Levi’s, the iconic denim brand, has made a big move by agreeing to sell Dockers to Authentic Brands Group for a whopping $311 million. This deal means that Authentic will have ownership of Dockers’ intellectual property, while Centric Brands will handle the day-to-day operations. Levi’s is set to potentially earn up to $391 million in the future based on how well Dockers performs under Authentic’s umbrella, which also includes other popular brands like Reebok and Nautica.
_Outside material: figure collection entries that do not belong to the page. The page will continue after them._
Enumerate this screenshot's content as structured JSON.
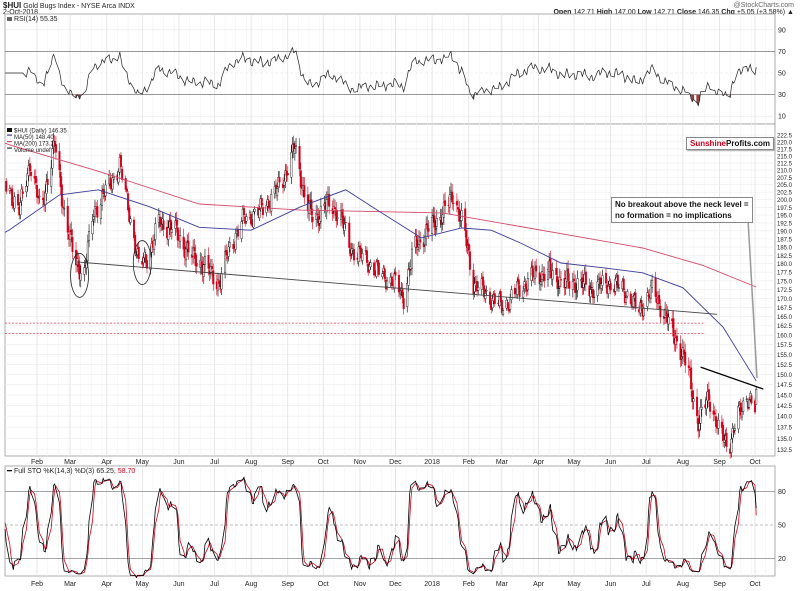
{
  "header": {
    "symbol": "$HUI",
    "name": "Gold Bugs Index - NYSE Arca INDX",
    "date": "2-Oct-2018",
    "watermark": "@StockCharts.com",
    "open_label": "Open",
    "open": "142.71",
    "high_label": "High",
    "high": "147.00",
    "low_label": "Low",
    "low": "142.71",
    "close_label": "Close",
    "close": "146.35",
    "chg_label": "Chg",
    "chg": "+5.05 (+3.58%) ▲"
  },
  "logo": {
    "part1": "Sunshine",
    "part2": "Profits.com",
    "color1": "#d0021b"
  },
  "annotation": {
    "line1": "No breakout above the neck level =",
    "line2": "no formation = no implications"
  },
  "colors": {
    "up": "#000000",
    "down": "#d0021b",
    "ma50": "#3b3b9b",
    "ma200": "#d64a6a",
    "rsi": "#222222",
    "rsi_fill": "#8b3a3a",
    "sto_k": "#000000",
    "sto_d": "#d0021b",
    "levels": "#e0445a"
  },
  "chart_data": [
    {
      "panel": "rsi",
      "type": "line",
      "legend": "RSI(14) 55.35",
      "value": 55.35,
      "ticks": [
        90,
        70,
        50,
        30,
        10
      ],
      "ylim": [
        5,
        95
      ],
      "reference_lines": [
        70,
        30
      ]
    },
    {
      "panel": "price",
      "type": "candlestick",
      "scale": "log",
      "legend": {
        "price": "$HUI (Daily) 146.35",
        "ma50": "MA(50) 148.40",
        "ma200": "MA(200) 173.21",
        "volume": "Volume undef"
      },
      "ylim": [
        131,
        224
      ],
      "ticks": [
        222.5,
        220.0,
        217.5,
        215.0,
        212.5,
        210.0,
        207.5,
        205.0,
        202.5,
        200.0,
        197.5,
        195.0,
        192.5,
        190.0,
        187.5,
        185.0,
        182.5,
        180.0,
        177.5,
        175.0,
        172.5,
        170.0,
        167.5,
        165.0,
        162.5,
        160.0,
        157.5,
        155.0,
        152.5,
        150.0,
        147.5,
        145.0,
        142.5,
        140.0,
        137.5,
        135.0,
        132.5
      ],
      "close_path": [
        [
          "2017-01-03",
          206
        ],
        [
          "2017-01-09",
          203.1
        ],
        [
          "2017-01-17",
          196.1
        ],
        [
          "2017-01-26",
          212.8
        ],
        [
          "2017-02-04",
          196.1
        ],
        [
          "2017-02-16",
          219.1
        ],
        [
          "2017-02-24",
          196.1
        ],
        [
          "2017-03-05",
          180.6
        ],
        [
          "2017-03-13",
          177.4
        ],
        [
          "2017-03-21",
          196.1
        ],
        [
          "2017-03-30",
          201.9
        ],
        [
          "2017-04-12",
          211.5
        ],
        [
          "2017-04-20",
          196.1
        ],
        [
          "2017-04-28",
          179.5
        ],
        [
          "2017-05-07",
          182.8
        ],
        [
          "2017-05-15",
          192.7
        ],
        [
          "2017-05-28",
          190.5
        ],
        [
          "2017-06-10",
          182.8
        ],
        [
          "2017-06-22",
          179.5
        ],
        [
          "2017-07-05",
          174.4
        ],
        [
          "2017-07-14",
          185.0
        ],
        [
          "2017-07-26",
          193.8
        ],
        [
          "2017-08-08",
          196.1
        ],
        [
          "2017-08-21",
          201.9
        ],
        [
          "2017-08-29",
          207.9
        ],
        [
          "2017-09-07",
          217.8
        ],
        [
          "2017-09-15",
          201.9
        ],
        [
          "2017-09-23",
          192.7
        ],
        [
          "2017-10-02",
          198.5
        ],
        [
          "2017-10-15",
          196.1
        ],
        [
          "2017-10-23",
          185.0
        ],
        [
          "2017-11-05",
          181.5
        ],
        [
          "2017-11-17",
          177.4
        ],
        [
          "2017-11-30",
          174.4
        ],
        [
          "2017-12-08",
          170.5
        ],
        [
          "2017-12-17",
          185.0
        ],
        [
          "2017-12-29",
          190.5
        ],
        [
          "2018-01-11",
          196.1
        ],
        [
          "2018-01-19",
          201.9
        ],
        [
          "2018-01-28",
          190.5
        ],
        [
          "2018-02-05",
          174.4
        ],
        [
          "2018-02-18",
          170.5
        ],
        [
          "2018-03-02",
          167.5
        ],
        [
          "2018-03-15",
          172.5
        ],
        [
          "2018-03-28",
          176.5
        ],
        [
          "2018-04-10",
          177.4
        ],
        [
          "2018-04-22",
          174.4
        ],
        [
          "2018-05-05",
          174.4
        ],
        [
          "2018-05-17",
          172.5
        ],
        [
          "2018-05-30",
          174.4
        ],
        [
          "2018-06-12",
          172.5
        ],
        [
          "2018-06-24",
          166.5
        ],
        [
          "2018-07-07",
          172.5
        ],
        [
          "2018-07-15",
          166.5
        ],
        [
          "2018-07-28",
          157.8
        ],
        [
          "2018-08-06",
          150.5
        ],
        [
          "2018-08-14",
          138.3
        ],
        [
          "2018-08-23",
          144.9
        ],
        [
          "2018-08-31",
          136.7
        ],
        [
          "2018-09-09",
          133.5
        ],
        [
          "2018-09-17",
          140.0
        ],
        [
          "2018-09-24",
          145.0
        ],
        [
          "2018-10-01",
          141.3
        ],
        [
          "2018-10-02",
          146.35
        ]
      ],
      "ma50": [
        [
          "2017-01-03",
          189.5
        ],
        [
          "2017-01-09",
          190.4
        ],
        [
          "2017-02-20",
          201.6
        ],
        [
          "2017-03-25",
          203.3
        ],
        [
          "2017-05-07",
          197.7
        ],
        [
          "2017-06-18",
          191.1
        ],
        [
          "2017-08-01",
          190.2
        ],
        [
          "2017-09-12",
          197.7
        ],
        [
          "2017-10-20",
          203.3
        ],
        [
          "2017-11-19",
          195.8
        ],
        [
          "2017-12-23",
          187.8
        ],
        [
          "2018-01-26",
          190.9
        ],
        [
          "2018-02-20",
          190.2
        ],
        [
          "2018-03-17",
          186.2
        ],
        [
          "2018-04-20",
          180.2
        ],
        [
          "2018-05-25",
          178.8
        ],
        [
          "2018-06-28",
          177.3
        ],
        [
          "2018-08-01",
          173.0
        ],
        [
          "2018-09-04",
          162.1
        ],
        [
          "2018-10-02",
          148.4
        ]
      ],
      "ma200": [
        [
          "2017-01-03",
          219.5
        ],
        [
          "2017-01-09",
          218.9
        ],
        [
          "2017-03-25",
          209.6
        ],
        [
          "2017-06-18",
          198.6
        ],
        [
          "2017-09-12",
          196.6
        ],
        [
          "2018-01-10",
          195.7
        ],
        [
          "2018-06-28",
          184.7
        ],
        [
          "2018-08-18",
          179.5
        ],
        [
          "2018-10-02",
          173.21
        ]
      ],
      "trendlines": [
        {
          "from": [
            "2017-03-07",
            180.5
          ],
          "to": [
            "2018-08-30",
            165.6
          ],
          "color": "#444444"
        },
        {
          "from": [
            "2018-08-16",
            151.8
          ],
          "to": [
            "2018-10-08",
            146.4
          ],
          "color": "#000000"
        }
      ],
      "horizontal_levels": [
        163.2,
        160.4
      ],
      "circled_lows": [
        "2017-03-09",
        "2017-05-01"
      ]
    },
    {
      "panel": "stochastic",
      "type": "line",
      "legend_prefix": "Full STO %K(14,3) %D(3) 65.25,",
      "legend_d": "58.70",
      "k_value": 65.25,
      "d_value": 58.7,
      "ticks": [
        80,
        50,
        20
      ],
      "ylim": [
        -5,
        105
      ]
    }
  ],
  "x_axis": {
    "labels": [
      [
        "Feb",
        "2017-02-01"
      ],
      [
        "Mar",
        "2017-03-01"
      ],
      [
        "Apr",
        "2017-04-01"
      ],
      [
        "May",
        "2017-05-01"
      ],
      [
        "Jun",
        "2017-06-01"
      ],
      [
        "Jul",
        "2017-07-01"
      ],
      [
        "Aug",
        "2017-08-01"
      ],
      [
        "Sep",
        "2017-09-01"
      ],
      [
        "Oct",
        "2017-10-01"
      ],
      [
        "Nov",
        "2017-11-01"
      ],
      [
        "Dec",
        "2017-12-01"
      ],
      [
        "2018",
        "2018-01-01"
      ],
      [
        "Feb",
        "2018-02-01"
      ],
      [
        "Mar",
        "2018-03-01"
      ],
      [
        "Apr",
        "2018-04-01"
      ],
      [
        "May",
        "2018-05-01"
      ],
      [
        "Jun",
        "2018-06-01"
      ],
      [
        "Jul",
        "2018-07-01"
      ],
      [
        "Aug",
        "2018-08-01"
      ],
      [
        "Sep",
        "2018-09-01"
      ],
      [
        "Oct",
        "2018-10-01"
      ]
    ]
  }
}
Why did Levi’s decide to sell Dockers in the first place? Well, it all comes down to strategic priorities. Levi’s CEO Michelle Gass explained that the sale aligns with their focus on direct-to-consumer sales, expanding internationally, and investing in women’s and denim lifestyle opportunities. Dockers, a brand created by Levi’s in 1986 to offer an alternative to denim with khakis, was once a hit in the 90s and 2000s. But as trends shifted and denim made a comeback, khakis fell out of fashion in the U.S., leading Levi’s to reevaluate its portfolio.
The performance of Dockers was dragging down Levi’s overall results, and Gass, who took the reins just over a year ago, has been working to streamline the business and prioritize direct selling. By cutting off extraneous brands like Dockers, Levi’s aims to fuel growth and focus on what truly matters. In the past quarter, Dockers brought in $67 million in revenue for Levi’s, but with the brand struggling to keep up with changing consumer preferences, it was time for a change. Authentic Brands Group saw potential in Dockers, especially in international markets where the brand still holds appeal. This strategic fit led to the acquisition and plans for global expansion.